Gerken adds, “Wreck diving is all about the bigger the better, and few do it bigger and ­better than the Rio de Janeiro.”

SS Thistlegorm

What It Takes: An advanced open water or equivalent certification ­because the hold isn’t fully an overhead environment. Mustard says, “I strongly recommend people go with a guide, even if they’re experienced, ­because they’ll see so much more.”

Alex Mustard

SS Thistlegorm [Hold 2]

Red Sea, Egypt

“It’s not so often you get to see so many World War II vehicles in one place — and Hold 2 is the epicenter of this wreck that’s really a museum of [such] vehicles,” says underwater photographer Alex Mustard, who has logged an estimated 100 dives on the 419-foot British Merchant navy ship.

In the lower level of Hold 2, divers will find 24 trucks and 26 clearly visible Norton motorbikes, as well as airplane wings, engine covers, spare parts and more.

Moreover, the Thistlegorm ­displays what is perhaps one of the rarest collections of vehicles.

“In the U.K., the different manufacturing companies were asked to convert what they were making into war vehicles, so as a result, you have not one or two types of trucks, but hundreds,” Mustard says. “And a lot of these vehicles, loaded onto the ship in 1940, were obsolete by the end of the war.”

When he couldn’t find any info on the six Crossley trucks he’d photographed in Hold 2, he had to research the answers, learning that this type of truck can be found only on the Thistlegorm and nowhere else in the world.

“Even with all the divers regularly on this ship, there are still so many things to be discovered.”

SS Daniel J. Morrell

What It Takes: In addition to ­cold-water-diving experience, it’s recommended to be certified in normoxic trimix, at a minimum.

Becky Kagan Schott

SS Daniel J. Morrell [Engine Room]

Lake Huron, Michigan

Most divers who lay eyes on the ­engine room of this former Great Lakes freighter — now broken in two at a depth of 220 feet in the Thumb Area Great Lakes State Bottomland Preserve — describe it as utterly pristine.

“It’s like somebody turned off the lights 50 years ago and left it in place,” underwater photographer Becky ­Kagan Schott says.

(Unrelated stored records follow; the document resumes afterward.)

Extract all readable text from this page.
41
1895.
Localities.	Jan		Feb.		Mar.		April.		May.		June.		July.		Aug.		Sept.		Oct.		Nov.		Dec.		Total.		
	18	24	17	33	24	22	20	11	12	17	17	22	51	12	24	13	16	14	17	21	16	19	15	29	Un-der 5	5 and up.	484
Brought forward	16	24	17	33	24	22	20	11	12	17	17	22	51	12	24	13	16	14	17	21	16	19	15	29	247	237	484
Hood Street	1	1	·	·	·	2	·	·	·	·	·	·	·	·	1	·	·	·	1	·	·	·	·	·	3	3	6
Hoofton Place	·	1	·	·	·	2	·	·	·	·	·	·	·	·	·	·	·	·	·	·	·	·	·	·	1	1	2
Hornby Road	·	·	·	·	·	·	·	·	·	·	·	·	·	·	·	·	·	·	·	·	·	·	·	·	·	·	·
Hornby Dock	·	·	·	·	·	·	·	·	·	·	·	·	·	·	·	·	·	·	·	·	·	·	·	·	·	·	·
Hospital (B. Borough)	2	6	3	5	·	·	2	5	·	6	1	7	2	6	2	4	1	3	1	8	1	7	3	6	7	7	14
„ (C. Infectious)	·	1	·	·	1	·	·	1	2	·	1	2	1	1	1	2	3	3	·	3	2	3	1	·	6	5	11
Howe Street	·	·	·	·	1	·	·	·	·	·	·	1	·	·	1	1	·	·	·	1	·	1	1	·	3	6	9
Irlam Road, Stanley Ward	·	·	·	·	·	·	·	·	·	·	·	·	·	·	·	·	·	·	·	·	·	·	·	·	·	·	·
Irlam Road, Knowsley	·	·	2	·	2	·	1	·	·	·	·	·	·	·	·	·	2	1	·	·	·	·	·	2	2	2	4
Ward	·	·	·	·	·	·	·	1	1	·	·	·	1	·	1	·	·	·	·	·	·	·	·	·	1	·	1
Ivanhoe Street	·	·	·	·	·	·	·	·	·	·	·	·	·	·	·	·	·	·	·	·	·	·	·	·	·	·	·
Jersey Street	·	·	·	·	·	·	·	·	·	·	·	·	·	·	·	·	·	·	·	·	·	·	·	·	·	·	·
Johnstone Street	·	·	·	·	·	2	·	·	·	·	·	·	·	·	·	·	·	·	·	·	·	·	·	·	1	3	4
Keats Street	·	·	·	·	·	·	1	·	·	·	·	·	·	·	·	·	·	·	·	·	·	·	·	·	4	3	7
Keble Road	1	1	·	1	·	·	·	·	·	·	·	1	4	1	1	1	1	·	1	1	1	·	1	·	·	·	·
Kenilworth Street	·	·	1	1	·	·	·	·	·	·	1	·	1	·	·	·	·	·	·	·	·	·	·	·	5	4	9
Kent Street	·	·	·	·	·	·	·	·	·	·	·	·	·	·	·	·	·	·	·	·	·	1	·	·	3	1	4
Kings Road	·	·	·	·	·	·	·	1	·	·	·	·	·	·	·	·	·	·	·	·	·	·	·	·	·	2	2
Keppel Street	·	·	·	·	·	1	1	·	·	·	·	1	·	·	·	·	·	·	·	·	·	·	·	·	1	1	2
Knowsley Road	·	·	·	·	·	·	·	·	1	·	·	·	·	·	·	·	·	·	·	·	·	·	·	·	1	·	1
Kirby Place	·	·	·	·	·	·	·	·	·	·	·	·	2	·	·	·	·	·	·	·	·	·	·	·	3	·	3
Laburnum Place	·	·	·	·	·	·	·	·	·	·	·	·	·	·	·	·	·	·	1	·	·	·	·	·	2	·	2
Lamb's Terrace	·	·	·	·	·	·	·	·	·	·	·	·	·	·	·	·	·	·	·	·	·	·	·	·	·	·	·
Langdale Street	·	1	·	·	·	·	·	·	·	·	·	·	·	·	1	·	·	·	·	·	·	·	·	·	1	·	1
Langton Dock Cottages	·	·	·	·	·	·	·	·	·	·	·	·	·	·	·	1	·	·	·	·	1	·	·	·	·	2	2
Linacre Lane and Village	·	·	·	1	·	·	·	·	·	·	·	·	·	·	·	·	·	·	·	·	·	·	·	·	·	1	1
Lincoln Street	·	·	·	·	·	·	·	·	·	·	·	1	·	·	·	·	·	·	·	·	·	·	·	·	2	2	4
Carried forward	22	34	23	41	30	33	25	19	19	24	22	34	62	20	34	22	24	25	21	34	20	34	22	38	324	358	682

A telegraph, gauge panel, and tools on a bench all appear in working condition — only a lone shoe hints at the ship’s fateful past; 28 of the 29 passengers were lost as the ship sank in 1966.

Today, the ship is quiet. Evidence of the daily duties still hangs in many corners, including a collection of glass jars, each holding nails, screws and other hardware, screwed into the ­ceiling above the tool bench.

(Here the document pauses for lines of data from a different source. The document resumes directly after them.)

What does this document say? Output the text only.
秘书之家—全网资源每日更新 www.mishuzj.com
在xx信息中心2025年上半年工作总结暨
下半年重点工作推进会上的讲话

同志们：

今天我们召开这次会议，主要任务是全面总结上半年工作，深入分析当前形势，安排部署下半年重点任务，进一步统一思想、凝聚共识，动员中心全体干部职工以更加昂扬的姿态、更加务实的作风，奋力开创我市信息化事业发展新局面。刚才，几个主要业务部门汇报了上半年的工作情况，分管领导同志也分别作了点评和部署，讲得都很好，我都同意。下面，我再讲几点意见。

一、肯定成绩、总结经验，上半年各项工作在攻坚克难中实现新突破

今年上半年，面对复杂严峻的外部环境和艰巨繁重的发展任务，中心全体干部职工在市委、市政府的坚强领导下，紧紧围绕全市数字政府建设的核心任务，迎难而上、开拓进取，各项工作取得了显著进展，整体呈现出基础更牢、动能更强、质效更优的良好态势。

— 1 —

Outside, the wreck’s exterior is ­covered in quagga mussels, proof of life in Lake Huron. But the inside — free of sunlight and a nutrient-filled ­water flow — is entirely unclaimed by the ­invasive species.

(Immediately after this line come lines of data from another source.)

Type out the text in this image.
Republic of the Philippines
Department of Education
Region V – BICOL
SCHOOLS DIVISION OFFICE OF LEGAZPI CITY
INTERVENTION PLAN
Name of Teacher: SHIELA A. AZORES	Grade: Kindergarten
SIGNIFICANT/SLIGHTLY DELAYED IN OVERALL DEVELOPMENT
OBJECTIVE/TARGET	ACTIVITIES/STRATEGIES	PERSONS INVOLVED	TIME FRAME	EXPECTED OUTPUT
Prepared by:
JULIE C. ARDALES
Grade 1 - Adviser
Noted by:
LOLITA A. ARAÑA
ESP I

It’s clean and well-preserved thanks to the deep, cold fresh water.

Kagan Schott says, “You can still read the words ‘peanut butter’ on the jars.”

USS Oriskany [Hangar Bays]

Panama City, Florida

“The hangar bays are where all the action happened,” says technical diving instructor John ­Flanders of the ship that Sen. John McCain served on. This space is massive. Find the bays just below the flight deck at 145 feet. Inside, divers can see where the planes were tied down.

It’s one room that’s less about penetration than it is about depth. Says Captain Doug Hammock of H20 Below charters, which takes tec divers to the site, “The bays are wide open — keep in mind that the elevators are big enough for a jet to come through.”

What It Takes: A certification, such as PADI Tec 50 or greater, that allows you to dive to 180 feet.

USNS General Hoyt S. Vandenberg [Engine Room]

Key West, Florida

“The engine room was the ­beating heart of the Vandy — you get a sense of the massive size and weight of the ship when you’re in that room,” says Joe Weatherby, senior project manager for ­Artificial Reefs International and project leader for sinking the ­524-foot missile-tracking ship.

Inside the engine room — which is six stories high and 100-plus-feet long — Weatherby says, “there’s light, but only enough to make the hair on the back of your neck stand up.”

What It Takes: Advanced nitrox or the equivalent, plus an intro to cave or wreck diving certification.